Approaching the conversation this way shows that you respect their time.
However, they might simply invite you to discuss the issue right away, so be prepared for this.
The best way to initiate this conversation is to approach it with a mindset of curiosity.
You’re not saying, “Hey, I want a bonus.” You’re saying, “I’d like to understand how this whole thing works.”
So, start by asking your manager if the company has a policy on performance bonuses:
“I’d like to know how company name approaches performance bonuses. Is there a policy or structure for that?”
It’s possible that your company doesn’t have a performance bonus structure in place. If that’s the case, then it may be a matter of negotiation.
If the answer you get to the previous question is “We don’t really have a policy for that,” then your next question should be, “Is it something we could investigate and look at putting in place?”

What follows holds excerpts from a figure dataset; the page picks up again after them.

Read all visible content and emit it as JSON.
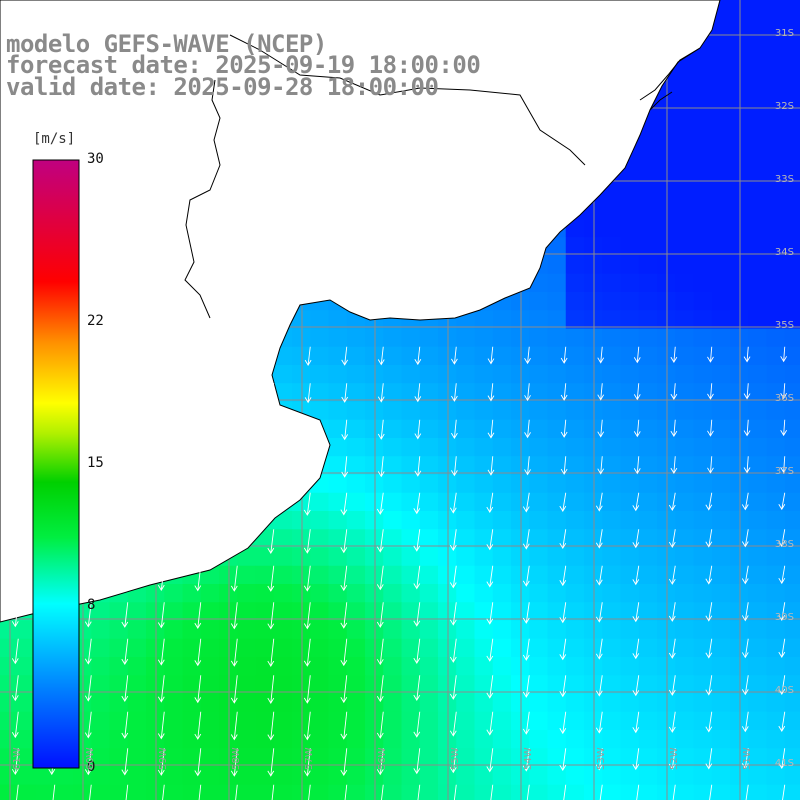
{
  "header": {
    "line1": "modelo GEFS-WAVE (NCEP)",
    "line2": "forecast date: 2025-09-19 18:00:00",
    "line3": "valid date: 2025-09-28 18:00:00"
  },
  "colorbar": {
    "unit": "[m/s]",
    "ticks": [
      {
        "value": 30,
        "label": "30"
      },
      {
        "value": 22,
        "label": "22"
      },
      {
        "value": 15,
        "label": "15"
      },
      {
        "value": 8,
        "label": "8"
      },
      {
        "value": 0,
        "label": "0"
      }
    ],
    "range": [
      0,
      30
    ]
  },
  "map": {
    "lat_labels": [
      {
        "lat": -31,
        "label": "31S"
      },
      {
        "lat": -32,
        "label": "32S"
      },
      {
        "lat": -33,
        "label": "33S"
      },
      {
        "lat": -34,
        "label": "34S"
      },
      {
        "lat": -35,
        "label": "35S"
      },
      {
        "lat": -36,
        "label": "36S"
      },
      {
        "lat": -37,
        "label": "37S"
      },
      {
        "lat": -38,
        "label": "38S"
      },
      {
        "lat": -39,
        "label": "39S"
      },
      {
        "lat": -40,
        "label": "40S"
      },
      {
        "lat": -41,
        "label": "41S"
      }
    ],
    "lon_labels": [
      {
        "lon": -61,
        "label": "61W"
      },
      {
        "lon": -60,
        "label": "60W"
      },
      {
        "lon": -59,
        "label": "59W"
      },
      {
        "lon": -58,
        "label": "58W"
      },
      {
        "lon": -57,
        "label": "57W"
      },
      {
        "lon": -56,
        "label": "56W"
      },
      {
        "lon": -55,
        "label": "55W"
      },
      {
        "lon": -54,
        "label": "54W"
      },
      {
        "lon": -53,
        "label": "53W"
      },
      {
        "lon": -52,
        "label": "52W"
      },
      {
        "lon": -51,
        "label": "51W"
      }
    ],
    "land_color": "#ffffff",
    "coast_color": "#000000",
    "grid_color": "#8c8c8c",
    "arrow_color": "#ffffff"
  }
}
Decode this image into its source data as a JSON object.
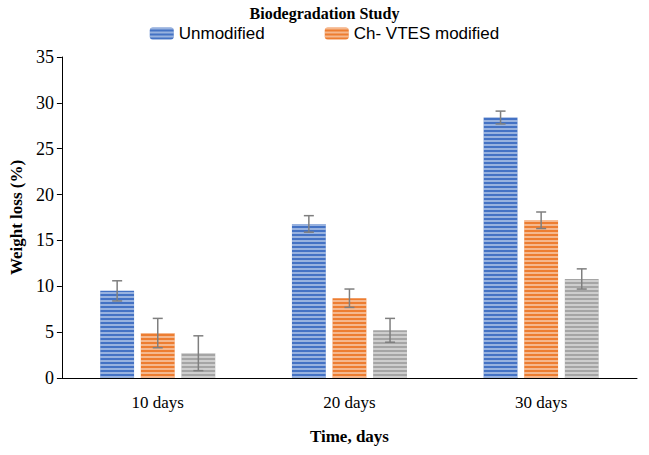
{
  "chart_data": {
    "type": "bar",
    "title": "Biodegradation Study",
    "x_label": "Time, days",
    "y_label": "Weight loss (%)",
    "categories": [
      "10 days",
      "20 days",
      "30 days"
    ],
    "series": [
      {
        "name": "Unmodified",
        "color": "#4472c4",
        "values": [
          9.5,
          16.8,
          28.4
        ],
        "errors": [
          1.1,
          0.9,
          0.7
        ]
      },
      {
        "name": "Ch- VTES modified",
        "color": "#ed7d31",
        "values": [
          4.9,
          8.7,
          17.2
        ],
        "errors": [
          1.6,
          1.0,
          0.9
        ]
      },
      {
        "color": "#a5a5a5",
        "values": [
          2.7,
          5.2,
          10.8
        ],
        "errors": [
          1.9,
          1.3,
          1.1
        ]
      }
    ],
    "ylim": [
      0,
      35
    ],
    "yticks": [
      0,
      5,
      10,
      15,
      20,
      25,
      30,
      35
    ],
    "grid": false,
    "legend": "top"
  }
}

Assuming you get a positive response from your manager (that is, they’re interested in discussing this matter further), then you should suggest a structure for how a performance bonus might be implemented.
You should link this directly to your output and productivity as an employee, whatever that might be for your role.
For example, if you’re a food production worker, you might suggest a performance bonus structure linked to a production metric such as the number of food items produced.
This article was written for informational purposes only and should not be construed as legal, financial, tax, or any other kind of advice.
Let’s break down some frequently asked questions about performance bonuses.
Yes, performance bonuses get taxed. They are considered supplemental wages by the IRS and taxed at a rate of 22%.
Performance bonuses are generally tied to your productivity or output as an employee.
Each company has a different structure for giving performance bonuses, so you’ll need to discuss this with your manager and set out a plan for achieving the performance targets.
Refer to the above section for tips on how to ask your boss about performance bonuses.
The typical performance bonus is between 2.5%–7.5% of your annual salary, though your company has the discretion to set an amount that is appropriate to them. Amounts of 10% or 15% of your salary are pretty common too.
For example, if you have a base salary of $35,000, and your performance bonus is 7.5%, then your bonus amount would be $2,625 ($35,000 x .075).
Now that you better understand performance bonuses, including how they work, why they exist, and the different kinds of structures employers use for giving bonuses out, there’s one question left to answer:
How can you get one?
Start the conversation with your boss to explore whether performance bonuses are a possibility at your company.